US 12,406,487 B2
	Systems and methods for training machine-learned visual attention models
Xuhui Jia, Seattle, WA (US); Raviteja Vemulapalli, Seattle, WA (US); Bradley Ray Green, Bellevue, WA (US); Bardia Doosti, Bloomington, IN (US); Ching-Hui Chen, Shoreline, WA (US); and Yukon Zhu, Shoreline, WA (US)
Assigned to GOOGLE LLC, Mountain View, CA (US)
Appl. No. 18/006,078
Filed by Google LLC, Mountain View, CA (US)
PCT Filed Aug. 3, 2020, PCT No. PCT/US2020/044717 § 371(c)(1), (2) Date Jan. 19, 2023, PCT Pub. No. WO2022/031261, PCT Pub. Date Feb. 10, 2022.
Prior Publication US 2023/0281979 A1, Sep. 7, 2023
Int. Cl. G06V 10/82 (2022.01); G06V 10/776 (2022.01)

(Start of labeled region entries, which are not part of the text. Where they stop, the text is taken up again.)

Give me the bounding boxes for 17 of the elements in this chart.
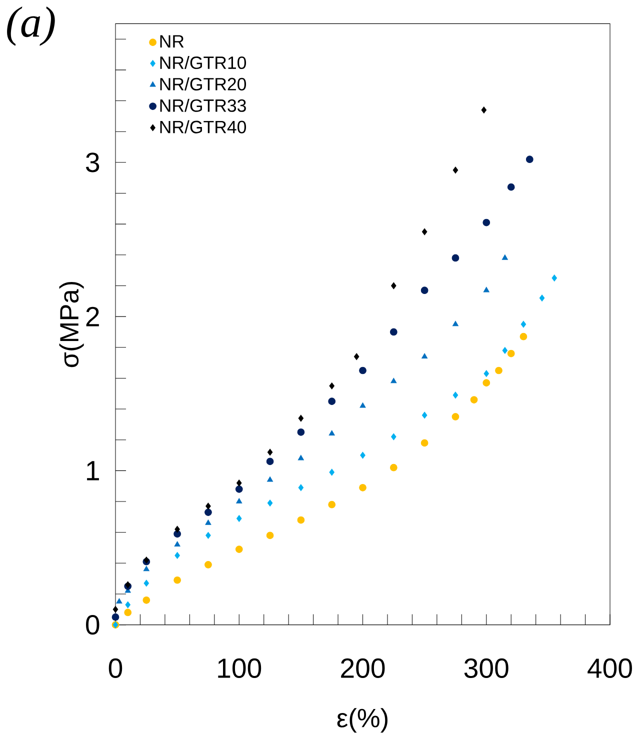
x-tick-label: 200 xyxy=(340,658,384,678)
chart-title: (a) xyxy=(6,6,55,46)
y-tick-label: 3 xyxy=(86,152,99,172)
legend-label: NR/GTR33 xyxy=(160,98,246,112)
x-tick-label: 100 xyxy=(218,658,261,678)
x-axis-title: ε(%) xyxy=(337,708,388,733)
y-axis-title: σ(MPa) xyxy=(59,282,84,368)
legend-label: NR/GTR10 xyxy=(160,56,246,70)
x-tick-label: 0 xyxy=(108,658,122,678)
legend-label: NR/GTR40 xyxy=(160,120,246,134)
legend-label: NR/GTR20 xyxy=(160,77,246,90)
y-tick-label: 0 xyxy=(86,615,100,635)
y-tick-label: 2 xyxy=(86,306,99,326)
x-tick-label: 400 xyxy=(587,658,632,678)
x-tick-label: 300 xyxy=(464,658,508,678)
legend-label: NR xyxy=(160,35,184,48)
y-tick-label: 1 xyxy=(86,461,99,480)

CPC G06V 10/82 (2022.01) [G06V 10/776 (2022.01)]

20 Claims

1. A computer-implemented method for training a machine-learned visual attention model, the method comprising:

obtaining, by a computing system comprising one or more computing devices, image data and an associated ground truth visual attention label, wherein the image data depicts at least a head of a person and an additional entity;

processing, by the computing system, the image data with an encoder portion of the machine-learned visual attention model to obtain a latent head encoding and a latent entity encoding;

processing, by the computing system, the latent head encoding and the latent entity encoding with the machine-learned visual attention model to obtain a visual attention value indicative of whether a visual attention of the person is focused on the additional entity;

processing, by the computing system, the latent head encoding and the latent entity encoding with a machine-learned three-dimensional visual location model to obtain a three-dimensional visual location estimation, wherein the three-dimensional visual location estimation comprises an estimated three-dimensional spatial location of the visual attention of the person;

evaluating, by the computing system, a loss function that evaluates a difference between the three-dimensional visual location estimation and a pseudo visual location label derived from the image data and a difference between the visual attention value and the ground truth visual attention label; and

respectively adjusting, by the computing system, one or more parameters of the machine-learned visual attention model and the machine-learned three-dimensional visual location model based at least in part on the loss function.